The group in a statement said Indiana’s statute “reverses centuries of Supreme Court precedents by elevating commercial speech over First Amendment protected political/issue advocacy speech.”

“Our Patriotic Veterans did not fight in the rice paddies of Vietnam or the bone chilling cold of Korea to protect Indiana citizens’ right to be protected from ‘annoyance,’” national chairman Jim Nalepa said in a statement. “They did risk their lives to protect all Americans’ First Amendment rights to political free speech and redress of grievance from the government.”

Nalepa said the group has done issue advocacy robocalls in Illinois and Ohio, and Caprio estimated the group has been active in 35 states. He said the group does not solicit contributions through the calls, but connects constituents with lawmakers on issues for which it advocates. “It’s not just focused on the veterans … but rather, delivering that message to the public as a whole,” Nalepa said. “These are issues we believe the general public, the American public, needs to know, and needs to know are important for our veterans.” He said robocalls are an effective and efficient way to deliver that message.

Patriotic Veterans leaders took exception to the 7th Circuit ruling that held the state’s ban wasn’t an attack on political speech.
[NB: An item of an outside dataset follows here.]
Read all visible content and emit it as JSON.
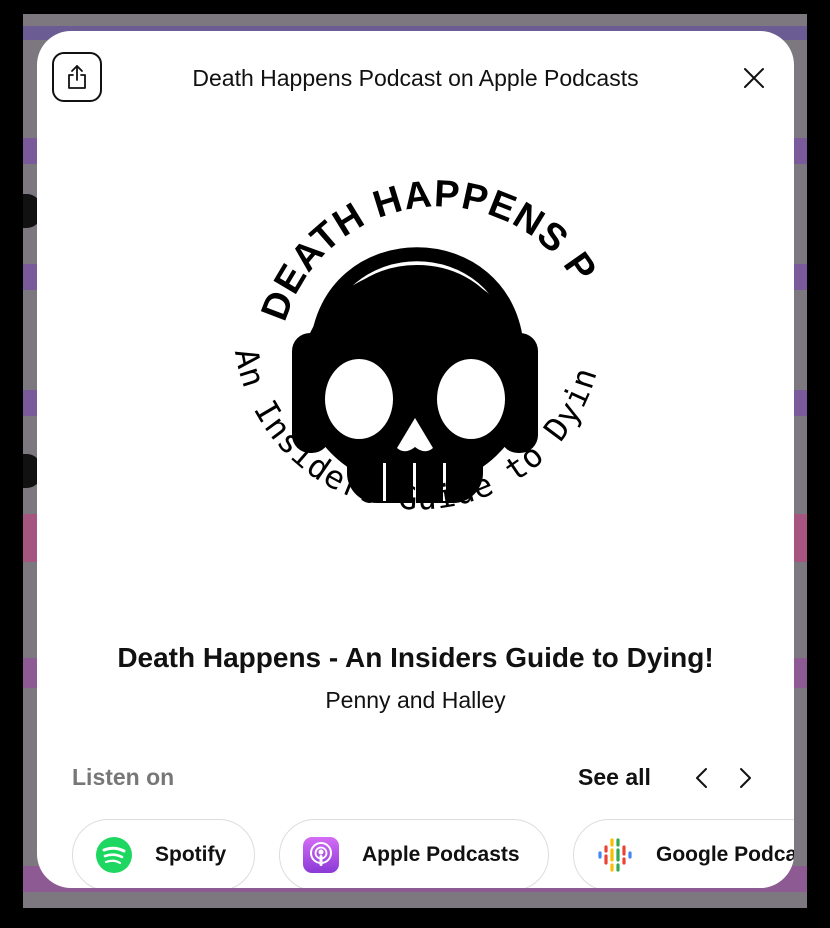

Circuit Judge Frank Easterbrook wrote in the court’s ruling that nothing in the statute disfavored political speech. “We don’t get it,” Easterbrook wrote. “The statute as a whole disfavors cold calls (that is, calls to strangers), but if a recipient has authorized robocalls then the nature of the message is irrelevant.”

“I’m bothered by the court decision because the First Amendment right of our veterans trumps what they call an annoyance,” Nalepa said. “We did not fight for the First Amendment so we could be called an annoyance.”

“For the last seven years in our opinion, the attorney general of Indiana, their office … has been on what we consider to be an unconstitutional wild goose chase at taxpayer expense.” He said because there is a Do-Not-Call List in the state, the prior prohibition against robocalling should be rescinded.

The attorney general’s office did not immediately reply to a message seeking comment Tuesday.

Caprio said much of the work Patriotic Veterans has done involves calls that ask if the recipient would like to be connected to their lawmaker regarding a particular issue.

“Legislators decided they didn’t want to get calls anymore,” he said of the law’s origin. “That’s why you have this law on the books in the state of Indiana, and let me tell you something, if the attorney general says this is not correct, we have the evidence.”

Asked what that evidence was, Caprio said, “Conversations with specific groups in the state of Indiana who were there at the time. … I’m not going to name names.”

Caprio said the Alexandria, Virginia-based Center for Competitive Politics has helped finance this lawsuit and recruited Barnes & Thornburg.

“The grassroots people should have a voice, too,” he said.